At San Francisco General Hospital, physician Steven Deeks is studying 300 salvage patients, many of whom started on AIDS drugs in the early 1990s. Many considered aggressive switching as the best practice at the time, and the patients quickly switched to each new product like DDI and 3TC.
By the 1996 debut of protease-inhibitor drugs, which are now anchors of modern cocktail therapy, such patients "already had high-level resistance," Dr. Deeks says. It now appears that rapid switching of single drugs had fueled the development of resistant virus.
Dr. Deeks, an associate professor of medicine at the University of California at San Francisco, warns that people on cocktails who still swap in the latest new drug one at a time are perpetuating the problem. "We need to stop switching so aggressively," he says. "We need to hold still until we have a number of new families of drugs."
Salvage therapy is "a huge issue," says Harvard Medical School Professor Jerome Groopman. "You've got these patients who did well and you're excited for them. Then you get back with them and they have 12 mutations. You're desperately searching. They're hanging on by a thread."
Dr. Deeks urges resurrecting old drugs like AZT or 3TC as stopgaps to stabilize patients until two or three novel drugs can be combined in an all-new cocktail.
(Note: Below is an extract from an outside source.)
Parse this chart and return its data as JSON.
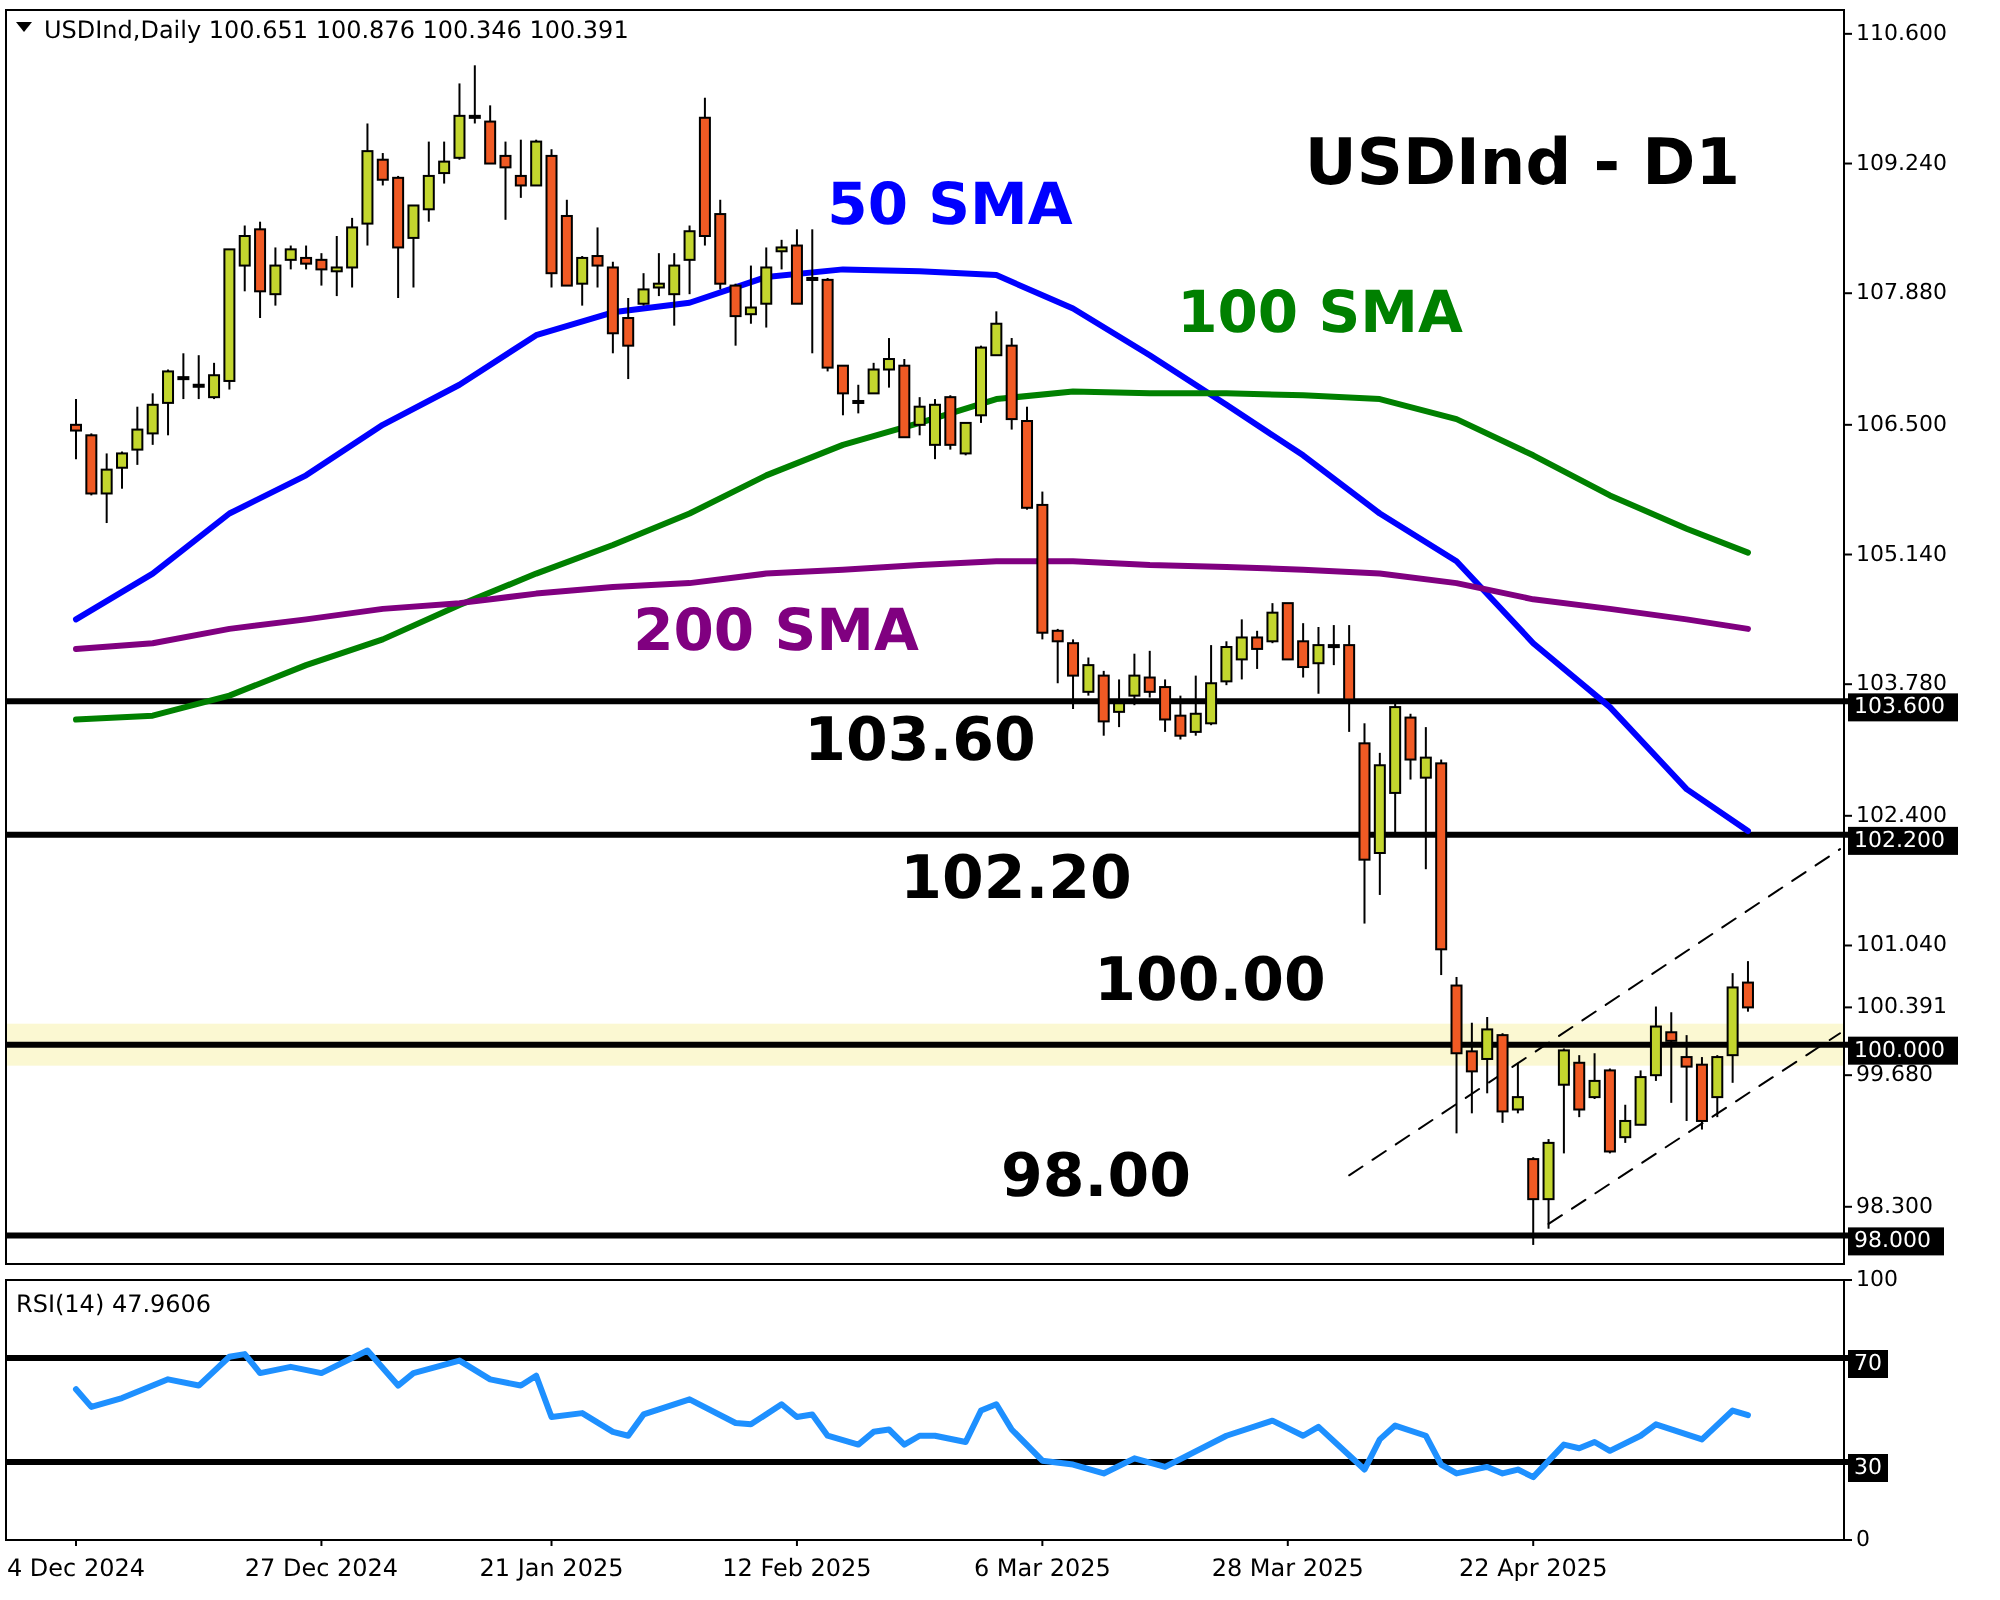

Once doctors get access to two or three novel drugs, they can concoct the first all-new cocktail many patients have had in several years. Raining multiple blows on HIV gives a chance even patients with multidrug-resistant virus can lower the level of HIV in the blood to the limits of detection, Harvard's Dr. Kuritzkes says.
Experimental drugs furthest along in the new product pipeline include: the new protease inhibitor TMC114 from Johnson & Johnson's Tribute unit; new integrate inhibitors from Merck & Co. and Gilead Sciences Inc.; new entry inhibitor drugs that block the CCR5 co-receptor from Pfizer Inc. and Schering-Plough Corp.; and Tan ox Inc.'s IV monoclonal antibody to block the virus's entry through the CD4 receptor on human immune cells.
"I'm excited," Mr. Vergel says. But he adds, "I want people to wait. Don't blow your options by adding [one drug] to a failing regimen."
For those who can wait, Mr. Vergel says the new drug pipeline may yield products this summer and next spring. "I am just concerned that so many patients who need help now may not see the good days coming ahead," he says.